Hi All, just a quick one to see anyone can help me. I have and love a Francis X1 V2 machine and use it daily. My temperature gauge has just packed in (the older one with the girl pulling tongue). Can I repair this myself somehow or would I need a replacement part? If has anyone got a spare to sell.

many thanks


----------



## Jumbo Ratty (Jan 12, 2015)

These go wrong a lot of the time, its a very common fail.

I had one and the same happened to me, , i just carried on using it with it not working. It only displays the temperature, it doesnt alter it.

you could perhaps contact the facebook link I have provided. They might have one cheaper

https://www.facebook.com/Richards-Coffee-Machines-122643514575238/

The part can easily be installed by yourself.

http://www.craystoneshop.co.uk/francisfrancis-x1-temperature-gauge-c2x17587714


----------



## Jason Harford (Nov 9, 2015)

Hi Jumbo,

thanks for such a quick response! I still use the machine the same no problem but I love the whole ritual of making coffee and the gauge just adds to it so I'll hopefully replace the part if I can get one.


----------



## Jumbo Ratty (Jan 12, 2015)

Take the front off and have a peak inside. you might be lucky and find the wire has come loose, or burnt through because its touched something hot.

http://www.saum.cc/FFX1.html


----------



## Jason Harford (Nov 9, 2015)

Hi Jumbo, I took your advice and I think I might of got lucky.

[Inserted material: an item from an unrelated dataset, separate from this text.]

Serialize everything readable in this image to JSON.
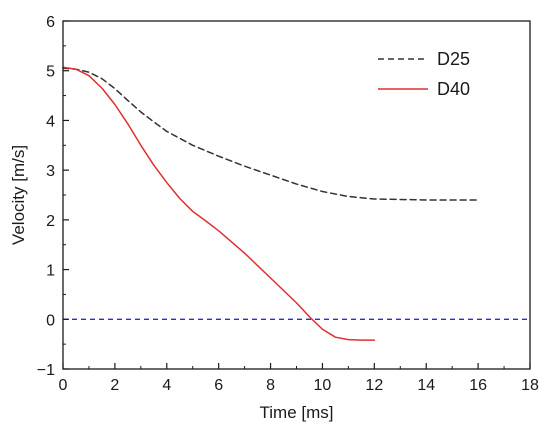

When I took it apart and put it back together the gauge seemed to work. Not perfectly like before so I contacted Richard and he was very helpful so I'll order a new one as it looks like its probably on its way out. Again thanks for your help.


----------



## Jumbo Ratty (Jan 12, 2015)

Your welcome, and i'm pleased i could help.


----------



## Araucaria1 (Jan 17, 2018)

I am on my second temperature gauge in 5 years and this too, is starting to fail. Gauge is accurate for about 2 years then slowly under-reads until the indicated temperature hardly moves; time to buy a new one - or as I'm not going to the expense of a third unit, will just rely on the green light to tell me the water is hot enough. I've checked the water temperature at the green light and that is OK at about 85 DegC. As the union is a liquid filled capillary, I guess it slowly leaks over time. Not a good design!


----------